George admite que a decisão do STF causou um certo incômodo nas famílias, mas garante que não deixará de praticar o ensino domiciliar. "Vamos continuar unidos nessa luta. Eu quero isso para os meus filhos e eles querem isso para os filhos deles. O STF não considerou inconstitucional, então vamos continuar praticando até se tornar lei", afirmou.
No início de setembro, ministros do Supremo Tribunal Federal (STF) julgaram um mandado de segurança impetrado pelos pais de uma menina de 11 anos, moradora de Canela (RS), que pretendiam educá-la em casa. A Secretaria Municipal de Educação negou o pedido, e os pais foram à Justiça.
A expectativa em torno do caso era a de que o STF tomasse uma decisão favorável, o que valeria como referência para juízes de primeira instância.
No julgamento, os ministros da corte seguiram três linhas de raciocínio: apenas o relator do processo, ministro Luís Roberto Barroso, votou pela legalidade do ensino domiciliar, desde que submetido a condições que seriam fixadas até que o Congresso legislasse sobre o tema. Entre elas estava a notificação das secretarias municipais de Educação e a submissão das crianças a avaliações periódicas. Em caso de não aproveitamento, seria determinada a matrícula oficial da criança.
Os ministros Luiz Fux e Ricardo Lewandowski votaram de maneira totalmente oposta - para eles, a prática do "homeschooling" é inconstitucional e, mesmo que fosse aprovada uma lei, ela seria ilegal.
Mas a maioria dos ministros considera que, para a educação domiciliar ser considera válida, será necessária uma regulamentação no Congresso Nacional.
A professora doutora Maria Celi Chaves Vasconcelos, do Departamento de Políticas, Avaliação e Gestão da Educação da Universidade do Estado do Rio de Janeiro (Uerj), é estudiosa do tema e defende que a educação domiciliar seja regulamentada, mas apenas depois de o país resolver seus problemas básicos de educação.
"Nós ainda não conseguimos universalizar a escolaridade, ainda temos criança fora da escola, não temos escola em tempo integral. O Brasil ainda tem muitas demandas a serem alcançadas", avalia Maria Celi.
De acordo com ela, a educação domiciliar é uma questão muito atual, que surgiu como parte da revolução tecnológica e dos avanços da sociedade, mas não pode ser vista como solução para uma suposta educação de má qualidade.

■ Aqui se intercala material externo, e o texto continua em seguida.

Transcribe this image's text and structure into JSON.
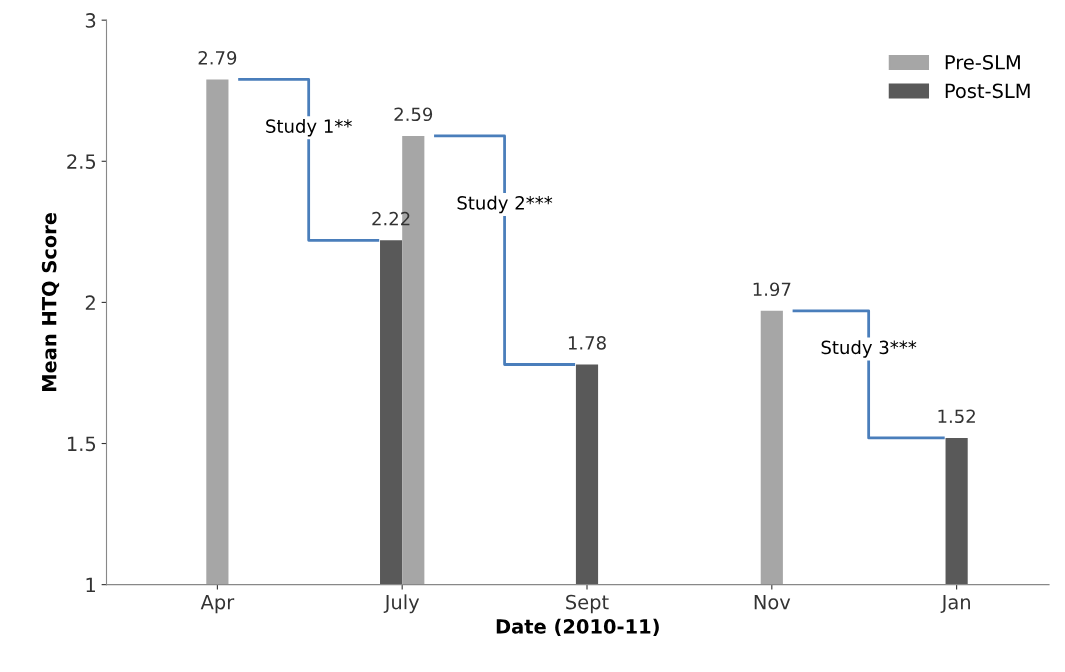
{
  "chart_data": {
    "type": "bar",
    "xlabel": "Date (2010-11)",
    "ylabel": "Mean HTQ Score",
    "categories": [
      "Apr",
      "July",
      "Sept",
      "Nov",
      "Jan"
    ],
    "series": [
      {
        "name": "Post-SLM",
        "color": "#595959",
        "values": [
          null,
          2.22,
          1.78,
          null,
          1.52
        ]
      },
      {
        "name": "Pre-SLM",
        "color": "#a6a6a6",
        "values": [
          2.79,
          2.59,
          null,
          1.97,
          null
        ]
      }
    ],
    "ylim": [
      1,
      3
    ],
    "yticks": [
      1,
      1.5,
      2,
      2.5,
      3
    ],
    "grid": false,
    "legend": "top right",
    "data_labels": true,
    "annotations": [
      "Study 1**",
      "Study 2***",
      "Study 3***"
    ]
  }
}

"A nossa Constituição foi escrita nos anos 1980 e creio que, quase 40 anos depois, a Constituição precisa ser atualizada. E se o problema for a qualidade da educação, é ali que temos que mexer e não desescolarizar as crianças", diz a professora.
Maria Celi diz que, pessoalmente, não tiraria um filho da escola a fim de educá-lo em casa. "Mas isso não significa que eu não entenda que é preciso regulamentar o tema para dar suporte aos pais que têm essa disponibilidade de trabalhar com a educação dentro de casa. A busca pela criação de uma lei a respeito é legítima", afirma.
As famílias brasileiras adeptas da educação em casa reclamam que são perseguidas em um país no qual o índice de evasão escolar é altíssimo.
"De fato, os números são desastrosos. Segundo o censo escolar, 25% dos estudantes que iniciam o ensino fundamental não chegam ao final do ciclo (9º ano). Além disso, quase 3 milhões de jovens brasileiros nem estudam nem trabalham", afirmou Ivan Cláudio Pereira Siqueira, presidente da Câmara de Educação Básica do Conselho Nacional de Educação (CNE).
Ao fazer uma análise pessoal do tema, Siqueira diz que o objetivo central da discussão é a criança. "Não acho que essa seja a melhor solução, mas entendo que é pior não regulamentar e deixar como está", afirma ele.
Ao criar uma legislação, o país criaria parâmetros de monitoramento e acompanhamento dessas crianças, para saber se o método está funcionando. Procurado pela BBC News Brasil, o Ministério da Educação (MEC) informou que não se manifesta sobre o assunto porque o Brasil não tem uma lei a respeito.